En 1851, para encauzar definitivamente el proyecto, la dirección recayó en el también ingeniero Canuto Corroza, quien se ocupó de ajustar detalles y poner orden en la coordinación técnica. Fue él quien supervisó la etapa final del montaje de los arcos y la preparación de la prueba de carga, realizada a finales de enero de 1852 con resultados satisfactorios. Con esta verificación, la estructura quedó lista para ser entregada a la ciudad.
La inauguración oficial se celebró el 23 de febrero de 1852 en medio de un ambiente festivo. La jornada incluyó desfile militar, bendición arzobispal, procesiones desde la parroquia de Santa Ana y concursos populares a ambas orillas del río. Triana vivió la apertura como un acto simbólico: por primera vez disponía de un acceso fijo que la integraba plenamente en la vida urbana sin depender de mareas, reparaciones improvisadas o cierres repentinos. No obstante, el uso cotidiano del puente no se autorizó hasta el 30 de junio, cuando se aprobaron las ordenanzas que regulaban el tránsito de peatones, carruajes y animales.
El coste total de la obra se amortizó mediante dos portazgos temporales situados en El Tardón y Patrocinio, establecidos durante una década. El viejo puente de barcas fue subastado poco después, poniendo fin a una etapa histórica y marcando el comienzo de otra.
A lo largo del tiempo, el puente de Triana no ha sido inmutable: ha sufrido intervenciones necesarias para adaptarlo al aumento de tráfico.
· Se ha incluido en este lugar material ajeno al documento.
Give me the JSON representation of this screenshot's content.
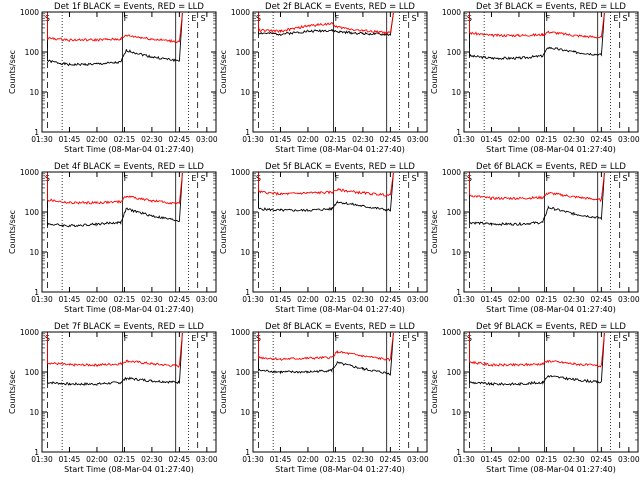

A finales del XIX se instalaron raíles para tranvías, mientras que en 1918 se amplió el voladizo. Quiso ser derribado en 1974, pero se acometió una intervención sustancial que convirtió el tablero en autoportante para preservar la estructura original de arcos como elemento decorativo —es decir, la carcasa metálica visible ya no soporta toda la estructura—, trabajo que buscó aunar seguridad y conservación patrimonial.
El de Triana es un puente funcional y estético; una pieza fundamental de ingeniería que no solo conectó dos orillas, sino que unió tradiciones, economías y formas de vida. Hoy continúa siendo un símbolo de Sevilla y una de las obras más destacadas de la ingeniería civil española del siglo XIX. Es el segundo puente en la historia de la ciudad, siendo actualmente el más longevo, y el segundo de hierro más antiguo conservado en España. A 180 años de la colocación de su piedra fundacional, nuestro puente representa la suma de ingeniería, adaptación y memoria colectiva: un monumento vivo que, a la vez que conecta riberas, enlaza épocas.